Dtype issue with get_tabular_data_from_df

Hi all,

Thanks for the great library. I’ve been using it to look at some tabular data and I’ve run into an issue I can’t wrap my head around.

When I call get_tabular_data_from_df to get the DataBunch, it returns an error saying:

TypeError: can’t convert np.ndarray of type numpy.int8. The only supported types are: double, float, float16, int64, int32, and uint8.

I traced the issue back to the dependent variable, which is being converted to an int8 by the function. I’ve tried loading the data as an int32 and as a category. If the dtype is int32, I get an error saying I can’t use .cat unless it’s on a categorical variable. However, I get the TypeError when it’s loaded as a category dtype.

Let me know if I can provide any other info.

It would be great to have more code and your full error message.

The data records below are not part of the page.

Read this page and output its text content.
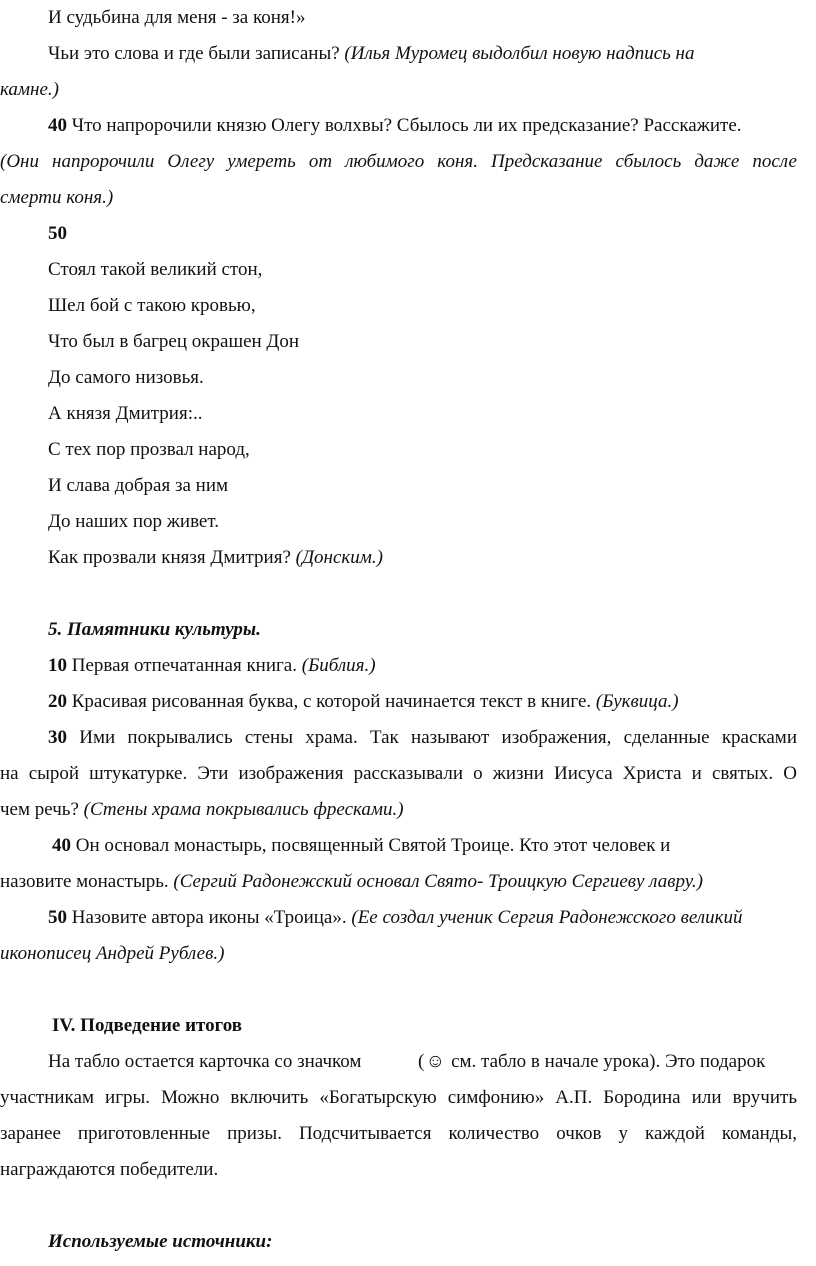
И судьбина для меня - за коня!»
Чьи это слова и где были записаны? (Илья Муромец выдолбил новую надпись на
камне.)
40 Что напророчили князю Олегу волхвы? Сбылось ли их предсказание? Расскажите.
(Они напророчили Олегу умереть от любимого коня. Предсказание сбылось даже после
смерти коня.)
50
Стоял такой великий стон,
Шел бой с такою кровью,
Что был в багрец окрашен Дон
До самого низовья.
А князя Дмитрия:..
С тех пор прозвал народ,
И слава добрая за ним
До наших пор живет.
Как прозвали князя Дмитрия? (Донским.)
5. Памятники культуры.
10 Первая отпечатанная книга. (Библия.)
20 Красивая рисованная буква, с которой начинается текст в книге. (Буквица.)
30 Ими покрывались стены храма. Так называют изображения, сделанные красками
на сырой штукатурке. Эти изображения рассказывали о жизни Иисуса Христа и святых. О
чем речь? (Стены храма покрывались фресками.)
40 Он основал монастырь, посвященный Святой Троице. Кто этот человек и
назовите монастырь. (Сергий Радонежский основал Свято- Троицкую Сергиеву лавру.)
50 Назовите автора иконы «Троица». (Ее создал ученик Сергия Радонежского великий
иконописец Андрей Рублев.)
IV. Подведение итогов
На табло остается карточка со значком	(☺ см. табло в начале урока). Это подарок
участникам игры. Можно включить «Богатырскую симфонию» А.П. Бородина или вручить
заранее приготовленные призы. Подсчитывается количество очков у каждой команды,
награждаются победители.
Используемые источники:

Sure, the link to the notebook is here.

The error message is at the very bottom.

Hum, I think there might be a as_type(np.int64) missing at the end of line 24 of tabular.data. Do you have a developer install of fastai? If so could you check this solves the issue? Thanks.

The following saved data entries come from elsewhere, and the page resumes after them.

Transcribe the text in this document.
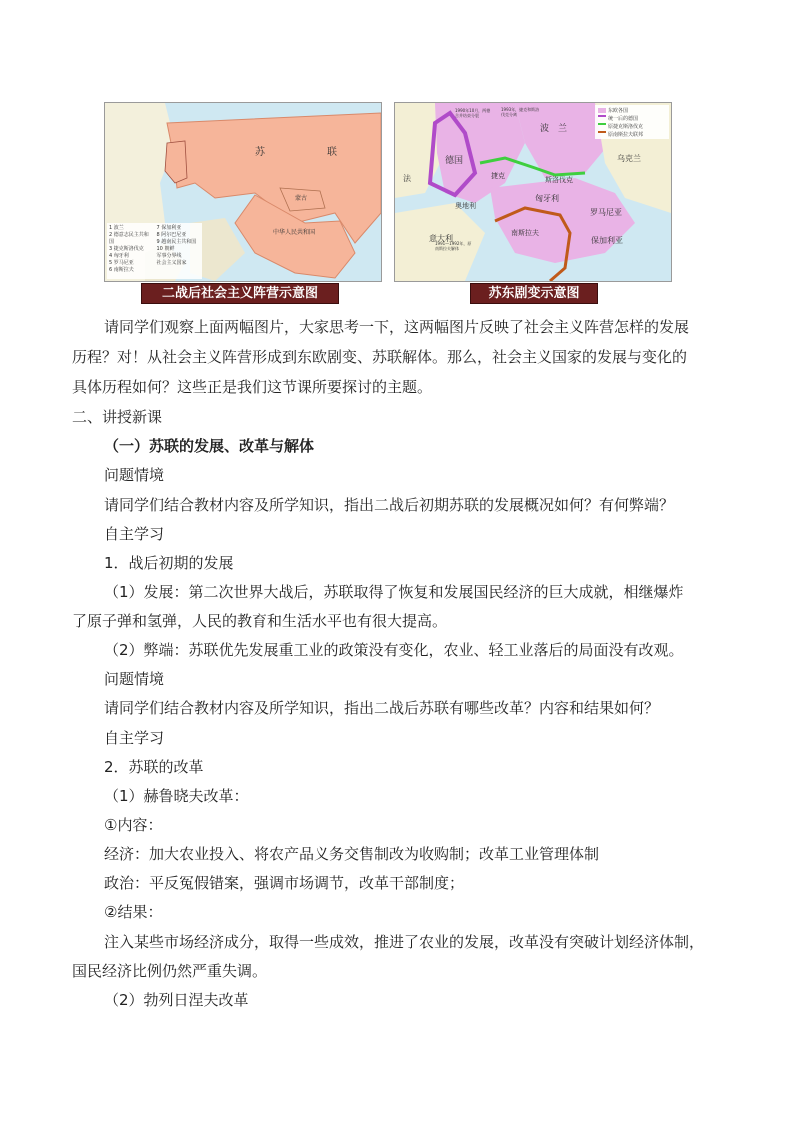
苏	联
蒙古
中华人民共和国
1 波兰
2 德意志民主共和国
3 捷克斯洛伐克
4 匈牙利
5 罗马尼亚
6 南斯拉夫
7 保加利亚
8 阿尔巴尼亚
9 越南民主共和国
10 朝鲜
军事分界线
社会主义国家
二战后社会主义阵营示意图
东欧各国
统一后的德国
原捷克斯洛伐克
原南斯拉夫联邦
波　兰
德国
捷克	斯洛伐克
乌克兰
匈牙利
罗马尼亚
保加利亚
奥地利
法
意大利
南斯拉夫
1990年10月，两德合并结束分裂
1993年，捷克和斯洛伐克分离
1991—1992年，原南斯拉夫解体
苏东剧变示意图
请同学们观察上面两幅图片，大家思考一下，这两幅图片反映了社会主义阵营怎样的发展
历程？对！从社会主义阵营形成到东欧剧变、苏联解体。那么，社会主义国家的发展与变化的
具体历程如何？这些正是我们这节课所要探讨的主题。
二、讲授新课
（一）苏联的发展、改革与解体
问题情境
请同学们结合教材内容及所学知识，指出二战后初期苏联的发展概况如何？有何弊端？
自主学习
1．战后初期的发展
（1）发展：第二次世界大战后，苏联取得了恢复和发展国民经济的巨大成就，相继爆炸
了原子弹和氢弹，人民的教育和生活水平也有很大提高。
（2）弊端：苏联优先发展重工业的政策没有变化，农业、轻工业落后的局面没有改观。
问题情境
请同学们结合教材内容及所学知识，指出二战后苏联有哪些改革？内容和结果如何？
自主学习
2．苏联的改革
（1）赫鲁晓夫改革：
①内容：
经济：加大农业投入、将农产品义务交售制改为收购制；改革工业管理体制
政治：平反冤假错案，强调市场调节，改革干部制度；
②结果：
注入某些市场经济成分，取得一些成效，推进了农业的发展，改革没有突破计划经济体制，
国民经济比例仍然严重失调。
（2）勃列日涅夫改革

Thanks @sgugger. I pulled the developer version last night and tried adding it in. I now get the following error whether the dependent variable dtype is set to categorical or numeric before calling the method.

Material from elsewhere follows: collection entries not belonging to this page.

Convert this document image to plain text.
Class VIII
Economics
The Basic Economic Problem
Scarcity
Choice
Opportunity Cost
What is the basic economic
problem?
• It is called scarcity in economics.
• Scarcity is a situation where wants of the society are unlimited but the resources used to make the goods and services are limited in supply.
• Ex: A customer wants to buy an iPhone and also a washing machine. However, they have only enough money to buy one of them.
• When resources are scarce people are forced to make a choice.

AttributeError: Can only use .cat accessor with a ‘category’ dtype

If the dtype is category before calling the method, it changes it to int64 and raises the error.

Raises which error?

The AttributeError. It happens whether the dependent variable is passed in as a numeric dtype.

I don’t understand, you didn’t have that error in your notebook before and the categorical variable was having no problem. Could you share an updated notebook?

Hi @sgugger,

My apologies this wasn’t more clear. I pulled the new dev version today and reran the notebook. Currently, the errors are as follows:

if dep_var is int64 on the call to TabularDataBunch.from_df and is left to be converted to category using the Categorify transform, the error is:

AttributeError: ‘CategoricalAccessor’ object has no attribute ‘astype’

if dep_var is set as a category dtype prior to calling TabularDataBunch.from_df, it gets the same error:

AttributeError: ‘CategoricalAccessor’ object has no attribute ‘astype’

I saw in the new data.py you updated line 24 with df[dep_var].cat.astype(np.int64). I tweaked that line to df[dep_var].cat.codes.astype(np.int64). It seems to have resolved that issue, but now I get an error downstream on line 29 of data.py. The notebook with the error message is here:

I went back and checked the dtypes of the columns in cat_names and they’re all properly set as category.

Could you run %debug to know which column poses problem? From your error message and the test you ran, this should work properly.
The .codes missing has been fixed.